FAMU’s mission includes fiscal responsibility, accountability, integrity and respect. There are mixed reviews concerning the recent events and Brown’s actions in the House of Representatives. As a FAMU alumna, these are values that should’ve been upheld.

Leon County Commissioner Bill Proctor, who also teaches at FAMU, said, “There’s no direct correlation between Brown and FAMU.” Proctor also explained that, “FAMU guides to leadership and gave her many lessons in being a positive servant. FAMU doesn’t teach negative behavior of things, so it cannot correlate.”

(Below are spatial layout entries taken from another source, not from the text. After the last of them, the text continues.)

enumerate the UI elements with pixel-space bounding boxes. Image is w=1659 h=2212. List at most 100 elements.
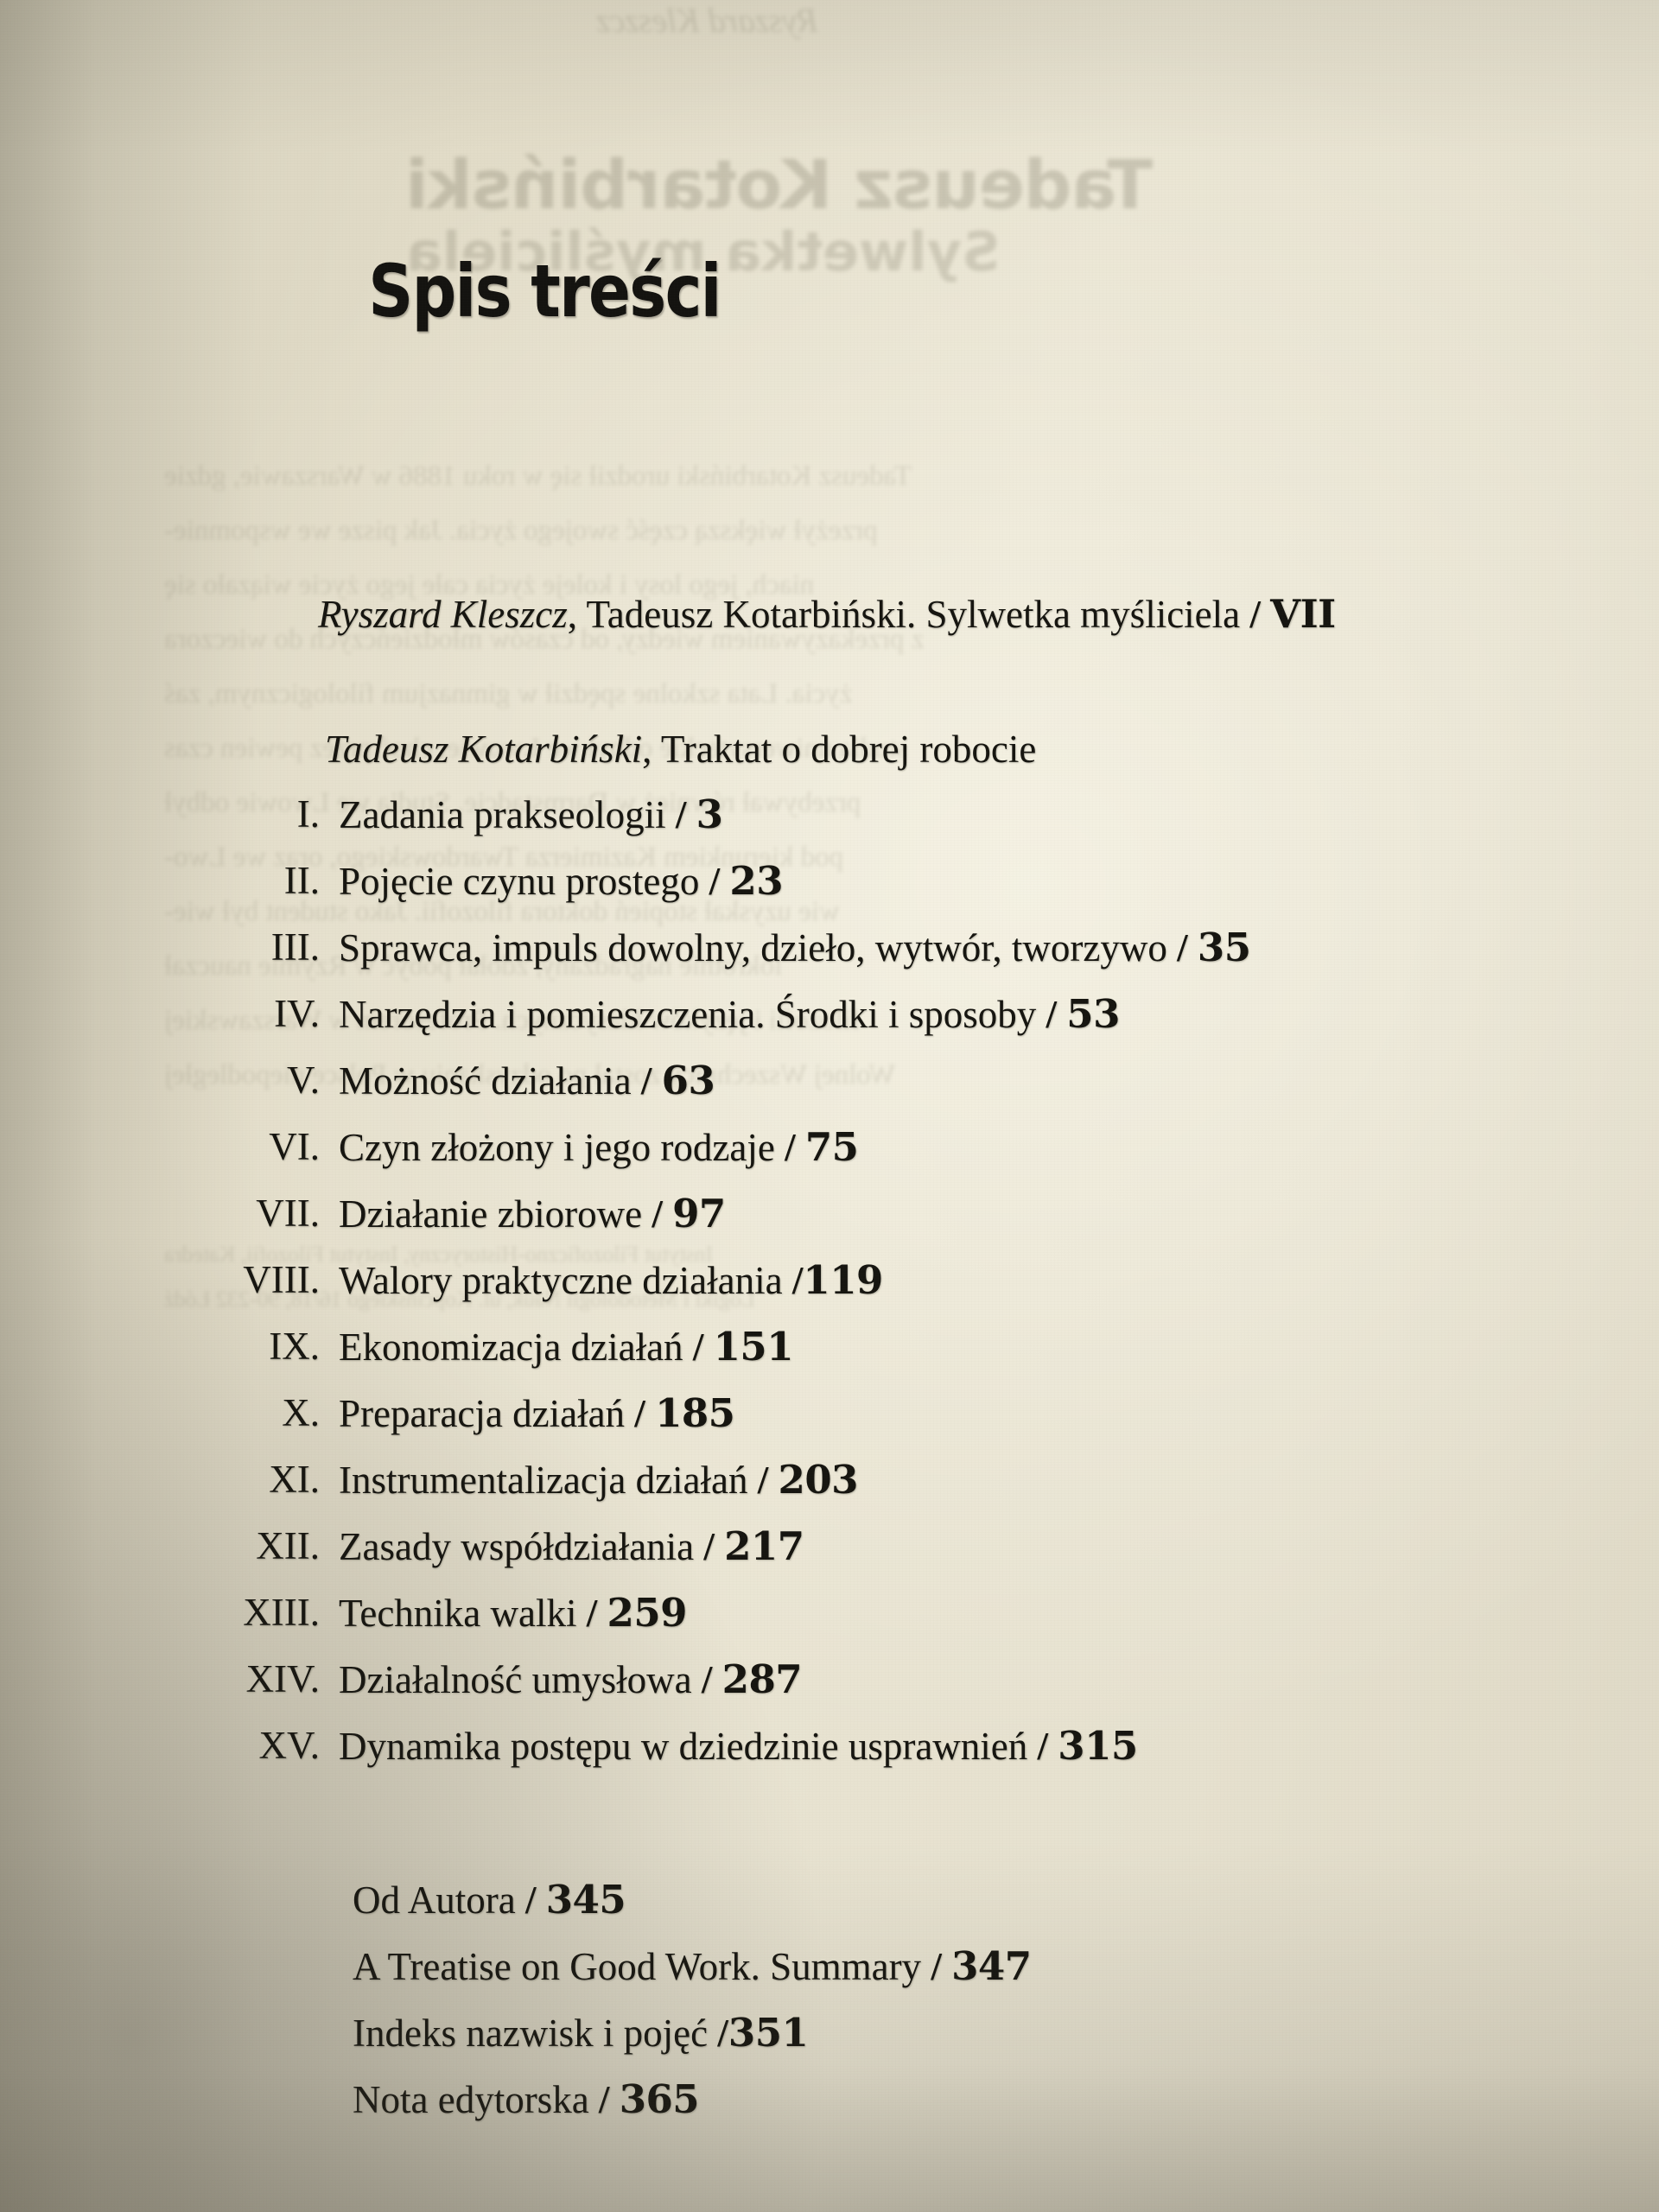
entry-page: 97: [672, 1191, 726, 1236]
entry-page: 185: [655, 1390, 735, 1436]
toc-back-matter-row[interactable]: Nota edytorska / 365: [353, 2080, 1562, 2146]
chapter-title-and-page: Walory praktyczne działania /119: [339, 1257, 883, 1303]
chapter-numeral: IV.: [274, 992, 320, 1035]
back-matter-title: A Treatise on Good Work. Summary: [353, 1945, 922, 1988]
entry-page: 347: [951, 1943, 1032, 1989]
entry-slash: /: [701, 1658, 713, 1701]
work-separator: ,: [642, 728, 661, 771]
entry-slash: /: [598, 2078, 610, 2121]
chapter-title-and-page: Preparacja działań / 185: [339, 1390, 735, 1436]
entry-page: 35: [1197, 925, 1251, 970]
chapter-numeral: III.: [270, 925, 320, 969]
chapter-numeral: XV.: [258, 1724, 320, 1767]
entry-slash: /: [1249, 593, 1261, 636]
entry-slash: /: [717, 2012, 728, 2055]
toc-chapter-row[interactable]: VI. Czyn złożony i jego rodzaje / 75: [0, 1128, 1659, 1194]
work-author: Tadeusz Kotarbiński: [325, 728, 643, 771]
toc-entry-work[interactable]: Tadeusz Kotarbiński, Traktat o dobrej ro…: [325, 730, 1036, 769]
toc-chapter-row[interactable]: XII. Zasady współdziałania / 217: [0, 1527, 1659, 1593]
toc-chapter-row[interactable]: VII. Działanie zbiorowe / 97: [0, 1194, 1659, 1261]
chapter-numeral: XII.: [256, 1524, 320, 1567]
chapter-numeral: X.: [282, 1391, 320, 1434]
entry-slash: /: [785, 1126, 796, 1169]
toc-back-matter-row[interactable]: A Treatise on Good Work. Summary / 347: [353, 1947, 1562, 2013]
back-matter-title: Nota edytorska: [353, 2078, 589, 2121]
entry-author: Ryszard Kleszcz: [318, 593, 568, 636]
entry-page: 365: [619, 2076, 700, 2122]
chapter-numeral: VIII.: [243, 1258, 320, 1301]
toc-chapter-row[interactable]: V. Możność działania / 63: [0, 1061, 1659, 1128]
toc-chapter-row[interactable]: IV. Narzędzia i pomieszczenia. Środki i s…: [0, 995, 1659, 1061]
chapter-title-and-page: Dynamika postępu w dziedzinie usprawnień…: [339, 1723, 1138, 1769]
entry-page: 259: [607, 1590, 688, 1636]
toc-chapter-row[interactable]: VIII. Walory praktyczne działania /119: [0, 1261, 1659, 1327]
chapter-title-and-page: Działanie zbiorowe / 97: [339, 1191, 726, 1236]
entry-slash: /: [692, 1325, 704, 1369]
toc-chapter-row[interactable]: II. Pojęcie czynu prostego / 23: [0, 861, 1659, 928]
entry-page: 119: [803, 1257, 883, 1303]
entry-slash: /: [931, 1945, 942, 1988]
work-title: Traktat o dobrej robocie: [660, 728, 1037, 771]
toc-back-matter-row[interactable]: Indeks nazwisk i pojęć /351: [353, 2013, 1562, 2080]
entry-slash: /: [703, 1525, 715, 1568]
entry-slash: /: [524, 1878, 537, 1922]
chapter-numeral: XIII.: [243, 1591, 320, 1634]
back-matter-title: Od Autora: [353, 1878, 516, 1922]
chapter-numeral: XIV.: [245, 1657, 320, 1700]
chapter-title-and-page: Narzędzia i pomieszczenia. Środki i spos…: [339, 991, 1120, 1037]
entry-slash: /: [675, 793, 687, 836]
toc-chapter-row[interactable]: III. Sprawca, impuls dowolny, dzieło, wyt…: [0, 928, 1659, 995]
chapter-title-and-page: Czyn złożony i jego rodzaje / 75: [339, 1124, 859, 1170]
entry-slash: /: [1046, 993, 1058, 1036]
entry-page: 287: [721, 1656, 803, 1702]
chapter-list: I. Zadania prakseologii / 3 II. Pojęcie czy…: [0, 795, 1659, 1793]
entry-slash: /: [1037, 1725, 1049, 1768]
toc-chapter-row[interactable]: X. Preparacja działań / 185: [0, 1394, 1659, 1460]
entry-page: 63: [661, 1058, 715, 1103]
chapter-numeral: VI.: [269, 1125, 320, 1168]
chapter-title-and-page: Możność działania / 63: [339, 1058, 715, 1103]
entry-page: 203: [778, 1457, 859, 1503]
entry-page: 75: [804, 1124, 859, 1170]
entry-page: 345: [545, 1877, 626, 1923]
entry-page: 351: [728, 2010, 809, 2056]
chapter-numeral: VII.: [256, 1192, 320, 1235]
page-title: Spis treści: [368, 249, 721, 334]
entry-separator: ,: [567, 593, 587, 636]
entry-page: 3: [696, 791, 723, 837]
toc-chapter-row[interactable]: XIII. Technika walki / 259: [0, 1593, 1659, 1660]
chapter-numeral: II.: [283, 859, 320, 902]
chapter-title-and-page: Zadania prakseologii / 3: [339, 791, 723, 837]
toc-chapter-row[interactable]: XV. Dynamika postępu w dziedzinie usprawn…: [0, 1726, 1659, 1793]
toc-chapter-row[interactable]: IX. Ekonomizacja działań / 151: [0, 1327, 1659, 1394]
chapter-title-and-page: Sprawca, impuls dowolny, dzieło, wytwór,…: [339, 925, 1251, 970]
toc-chapter-row[interactable]: XIV. Działalność umysłowa / 287: [0, 1660, 1659, 1726]
toc-entry-lead[interactable]: Ryszard Kleszcz, Tadeusz Kotarbiński. Sy…: [318, 594, 1336, 634]
chapter-numeral: I.: [296, 792, 320, 836]
entry-page: VII: [1270, 591, 1336, 637]
entry-title: Tadeusz Kotarbiński. Sylwetka myśliciela: [586, 593, 1241, 636]
entry-slash: /: [709, 860, 721, 903]
toc-chapter-row[interactable]: I. Zadania prakseologii / 3: [0, 795, 1659, 861]
chapter-title-and-page: Działalność umysłowa / 287: [339, 1656, 803, 1702]
entry-page: 53: [1066, 991, 1120, 1037]
toc-chapter-row[interactable]: XI. Instrumentalizacja działań / 203: [0, 1460, 1659, 1527]
chapter-numeral: V.: [287, 1058, 320, 1102]
entry-page: 217: [724, 1523, 804, 1569]
entry-page: 23: [729, 858, 784, 904]
entry-page: 151: [713, 1324, 794, 1370]
back-matter-title: Indeks nazwisk i pojęć: [353, 2012, 709, 2055]
entry-page: 315: [1058, 1723, 1138, 1769]
chapter-title-and-page: Ekonomizacja działań / 151: [339, 1324, 794, 1370]
chapter-title-and-page: Technika walki / 259: [339, 1590, 688, 1636]
entry-slash: /: [757, 1459, 769, 1502]
entry-slash: /: [586, 1592, 598, 1635]
chapter-title-and-page: Zasady współdziałania / 217: [339, 1523, 804, 1569]
entry-slash: /: [652, 1192, 663, 1236]
chapter-title-and-page: Instrumentalizacja działań / 203: [339, 1457, 859, 1503]
chapter-title-and-page: Pojęcie czynu prostego / 23: [339, 858, 784, 904]
toc-back-matter-row[interactable]: Od Autora / 345: [353, 1880, 1562, 1947]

Kaitlin Haynes, a third-year English education major from Jacksonville, feels that Brown’s recent sentencing has nothing to do with FAMU and does not reflect on the university at all.

“I don’t think this reflects on FAMU at all and honestly, she graduated from University of Florida. Did anyone from UF get asked about Brown?”

As an African American it is important to always consider ramifications because in the political world there is not enough black representation, especially as an African American woman.

“You have a target on your back as a black person, she’s been involved in congress for a very long time so she knew what she was getting herself into”, said Haynes.

According to Daryl Scriven, an associate professor of philosophy at FAMU, “We produce graduates that go on to prominence. It’s never a good look when one of your esteemed alumni come under scrutiny, has a fall from grace, and is getting taken down in the media.”

Nevertheless, he added, we should take into consideration everything that she has contributed to the African American community.

Brown had been in the House of Representative for years, being an advocate for African Americans, bringing awareness to social unjust and police brutality. To define her career after this one incident and to administer her as an unforgiving criminal is not accurate or fair.

“This is a public servant who has been in the game for a long time and to just treat her as if all she was doing was cheating people for her entire career seems to be a mischaracterization of her body of work.” Scriven said.

Proctor said that we can’t forget Brown’s “outstanding public career, FAMU is reflected in that positivity.”